You can find a recording of this tutorial at: https://www.youtube.com/watch?v=3ZvRVB6Eeq4&feature=youtu.be

This repository contains the material for the geologic image processing tutorial given on June 11th, 2020 at the Transform 2020 virtual conference.

There's also an upcoming workshop held by the Nordic Sedimentary Research Group that will use this tutorial.

Binder Setup

If you don't have a local python setup yet, you can run this tutorial in your browser by clicking Binder

However, there is a limit to how many people can use binder for this repo at any given time. If you're comfortable running things locally, consider following the instructions below. Getting a local python installation set up will also allow you to work with your own data.

Conda Setup

The easiest way to get a complete local installation is to use Anaconda. You can find an overview and download link on their main page as well as more complete installation instructions.

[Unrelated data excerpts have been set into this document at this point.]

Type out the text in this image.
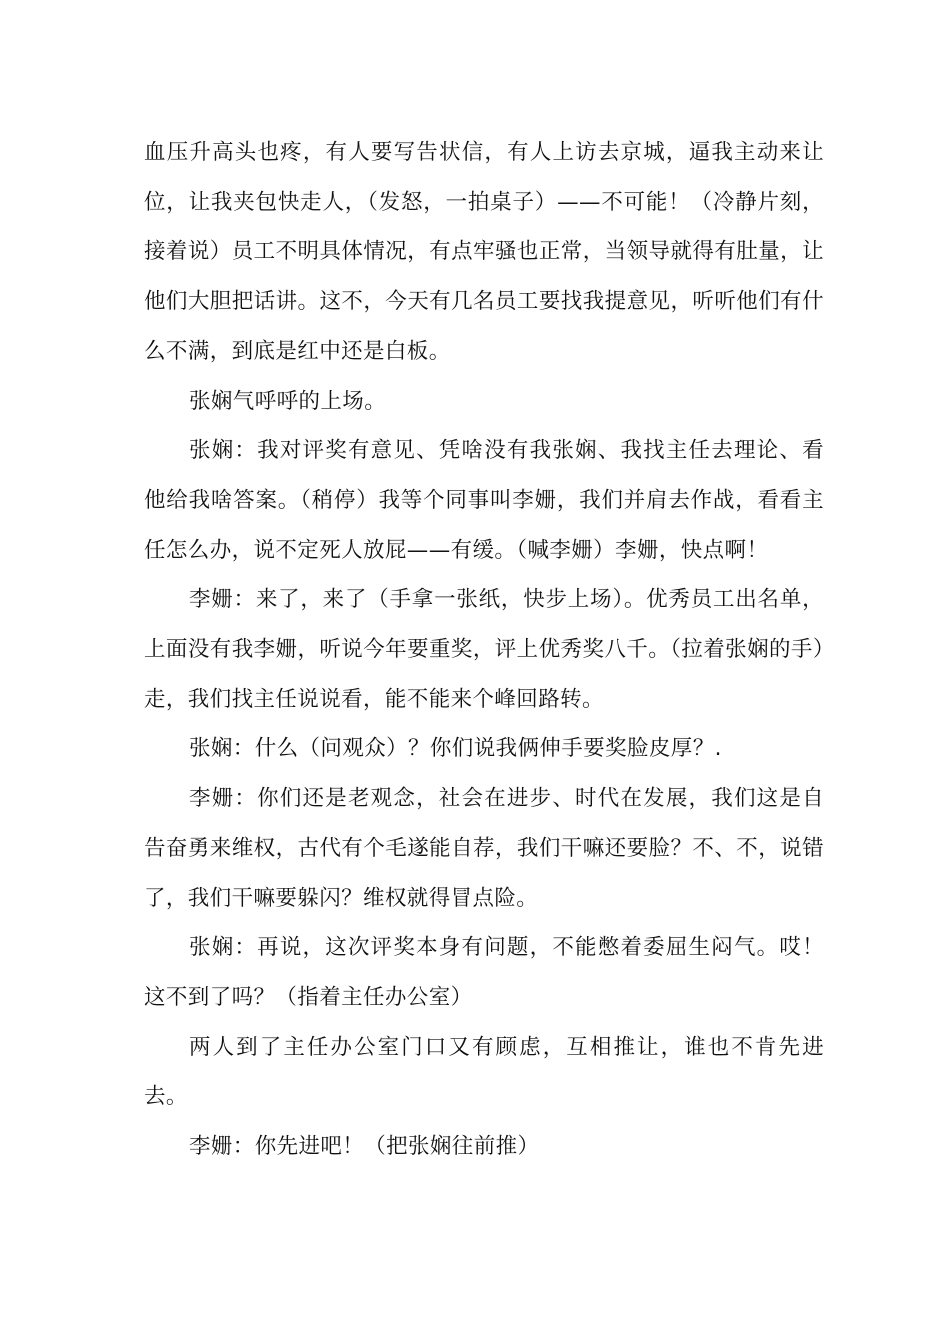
血压升高头也疼，有人要写告状信，有人上访去京城，逼我主动来让位，让我夹包快走人，（发怒，一拍桌子）——不可能！（冷静片刻，接着说）员工不明具体情况，有点牢骚也正常，当领导就得有肚量，让他们大胆把话讲。这不，今天有几名员工要找我提意见，听听他们有什么不满，到底是红中还是白板。

张娴气呼呼的上场。

张娴：我对评奖有意见、凭啥没有我张娴、我找主任去理论、看他给我啥答案。（稍停）我等个同事叫李姗，我们并肩去作战，看看主任怎么办，说不定死人放屁——有缓。（喊李姗）李姗，快点啊！

李姗：来了，来了（手拿一张纸，快步上场）。优秀员工出名单，上面没有我李姗，听说今年要重奖，评上优秀奖八千。（拉着张娴的手）走，我们找主任说说看，能不能来个峰回路转。

张娴：什么（问观众）？你们说我俩伸手要奖脸皮厚？.

李姗：你们还是老观念，社会在进步、时代在发展，我们这是自告奋勇来维权，古代有个毛遂能自荐，我们干嘛还要脸？不、不，说错了，我们干嘛要躲闪？维权就得冒点险。

张娴：再说，这次评奖本身有问题，不能憋着委屈生闷气。哎！这不到了吗？（指着主任办公室）

两人到了主任办公室门口又有顾虑，互相推让，谁也不肯先进去。

李姗：你先进吧！（把张娴往前推）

To create the conda environment for this tutorial run:

conda env create -f environment.yml

The environment is called t20-thu-images to match the Transform2020 slack channel and avoid conflicts with other tutorial's environment names. To switch to that environment, you'd use:

conda activate t20-thu-images

or select the environment when starting anaconda from the gui launcher. After that, you'd launch jupyter notebook and select the first notebook in this tutorial.

Manual Setup

Alternatively, the requirements for this are quite minimal, and you may already have what you need installed. This depends on:

  • rasterio
  • matplotlib
  • scipy
  • scikit-image
  • jupyter

Any relatively recent version of the above libraries should be fine. We're not depending on any bleeding-edge functionality. In principle, these examples should work with python 2.7 as well as 3.5 or greater. However, things have not been tested extensively with python 2.7, and I'd recommend using python 3.5 or greater if you're setting things up from scratch.